The Athenses’ assignment of error is overruled. The judgment of the Medina County Court of Common Pleas granting the motion for a dirécted verdict is affirmed. Burke’s assignment of error is sustained. The judgment of the Medina County Court of Common Pleas denying the motion for remittitur is reversed. The judgment for the Athenses is remitted to $1,284, contingent upon their acceptance thereof. Should the Athenses decline to accept the remittitur, a new trial should be held, limited to the issue of damages on the breach-of-contract counterclaim.

Judgment accordingly.

Quillin, P.J., and Baird, J., concur. 
      
      . Because we sustain Burke’s assignment of error on the remittitur grounds, and all of Burke’s arguments seek the same outcome, we decline to address the other arguments presented. See App.R. 12(A)(1)(c).
     
      
      . Exemplary of these references is a portion of the trial testimony of Mr. Athens:
      "Q [by Mr. Athens's attorney]. Did you or Sandy contact anyone from the Ohio State Lottery Commission to determine who was selling these tickets and who owed the money?

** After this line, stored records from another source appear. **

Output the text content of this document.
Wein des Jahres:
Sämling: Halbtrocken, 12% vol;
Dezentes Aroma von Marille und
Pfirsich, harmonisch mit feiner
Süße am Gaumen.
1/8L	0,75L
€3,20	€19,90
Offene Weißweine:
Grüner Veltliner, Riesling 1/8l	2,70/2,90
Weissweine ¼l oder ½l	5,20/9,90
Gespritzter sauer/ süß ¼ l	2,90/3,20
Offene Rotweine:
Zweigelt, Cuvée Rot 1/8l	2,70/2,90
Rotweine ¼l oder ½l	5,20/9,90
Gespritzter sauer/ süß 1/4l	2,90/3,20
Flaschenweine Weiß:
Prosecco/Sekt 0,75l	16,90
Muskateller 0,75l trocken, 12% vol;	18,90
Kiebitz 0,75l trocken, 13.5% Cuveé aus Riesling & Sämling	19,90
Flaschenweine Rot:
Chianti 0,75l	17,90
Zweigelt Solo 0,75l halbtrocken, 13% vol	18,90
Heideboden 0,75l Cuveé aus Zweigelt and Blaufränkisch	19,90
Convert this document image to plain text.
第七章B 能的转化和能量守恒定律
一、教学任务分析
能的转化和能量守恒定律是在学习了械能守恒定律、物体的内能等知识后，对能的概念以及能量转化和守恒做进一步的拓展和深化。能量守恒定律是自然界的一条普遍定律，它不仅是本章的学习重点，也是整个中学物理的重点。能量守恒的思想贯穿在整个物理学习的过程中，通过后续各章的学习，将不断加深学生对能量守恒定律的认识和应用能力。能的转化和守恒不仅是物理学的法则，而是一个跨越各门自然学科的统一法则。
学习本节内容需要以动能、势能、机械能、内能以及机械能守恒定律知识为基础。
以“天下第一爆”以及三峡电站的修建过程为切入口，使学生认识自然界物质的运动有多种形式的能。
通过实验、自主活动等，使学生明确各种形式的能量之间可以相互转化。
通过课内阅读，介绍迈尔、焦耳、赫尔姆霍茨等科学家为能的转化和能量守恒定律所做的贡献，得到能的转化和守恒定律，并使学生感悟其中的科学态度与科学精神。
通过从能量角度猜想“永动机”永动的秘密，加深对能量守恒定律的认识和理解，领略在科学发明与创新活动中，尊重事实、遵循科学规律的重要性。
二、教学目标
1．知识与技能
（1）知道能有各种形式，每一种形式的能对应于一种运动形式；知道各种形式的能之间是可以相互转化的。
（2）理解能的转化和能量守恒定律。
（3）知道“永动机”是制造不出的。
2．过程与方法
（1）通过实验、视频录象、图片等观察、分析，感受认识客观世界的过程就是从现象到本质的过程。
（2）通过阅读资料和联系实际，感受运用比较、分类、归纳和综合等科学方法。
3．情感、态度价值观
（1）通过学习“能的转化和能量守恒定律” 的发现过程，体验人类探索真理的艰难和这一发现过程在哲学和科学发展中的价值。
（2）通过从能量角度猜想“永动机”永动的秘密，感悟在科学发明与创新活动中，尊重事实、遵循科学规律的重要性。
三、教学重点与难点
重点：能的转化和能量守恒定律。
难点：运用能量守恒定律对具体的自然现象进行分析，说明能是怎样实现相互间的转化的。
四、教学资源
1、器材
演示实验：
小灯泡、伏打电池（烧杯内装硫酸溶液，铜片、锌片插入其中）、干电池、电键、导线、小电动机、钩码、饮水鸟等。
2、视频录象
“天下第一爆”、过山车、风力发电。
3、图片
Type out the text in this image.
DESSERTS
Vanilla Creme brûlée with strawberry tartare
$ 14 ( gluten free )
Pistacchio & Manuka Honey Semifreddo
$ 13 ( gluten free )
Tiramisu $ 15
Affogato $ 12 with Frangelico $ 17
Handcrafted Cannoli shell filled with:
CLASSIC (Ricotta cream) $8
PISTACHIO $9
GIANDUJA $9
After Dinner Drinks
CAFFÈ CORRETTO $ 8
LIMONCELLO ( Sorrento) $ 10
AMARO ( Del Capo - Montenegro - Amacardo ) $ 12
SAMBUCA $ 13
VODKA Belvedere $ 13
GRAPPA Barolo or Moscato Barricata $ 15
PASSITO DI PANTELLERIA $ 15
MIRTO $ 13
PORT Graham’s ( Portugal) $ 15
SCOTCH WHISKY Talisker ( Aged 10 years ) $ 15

      "A. I believe — I’m not sure if it was me or Sandy called [sic ] Fred Gissman [of the lottery commission].
      “Q. Okay. Did you eventually have a meeting with Mr. Gissman and Mr. Burke?
      "A. Yes, we did.
      "Q. * * * Do you recognize that?
      "A. Yes, I do.
      "Q. And is that a letter to John Burke from you and Sandy?
      "A. Yes, it is.
      "Q. What’s the date of that letter?
      "A. September 21st, 1992 [sic].
      "Q. And what’s the substance of that letter?
      "A. We are—
      "Q. Without reading the whole thing, just generally speaking.
      
        "A. We are — in this letter, we’re telling John that we want to get paid for the lottery tickets he sold, or we will take it to litigation.”
      We cannot conceive that a jury could rationally translate this kind of evidence into a dollar amount for time and money spent in seeking repayment from Burke.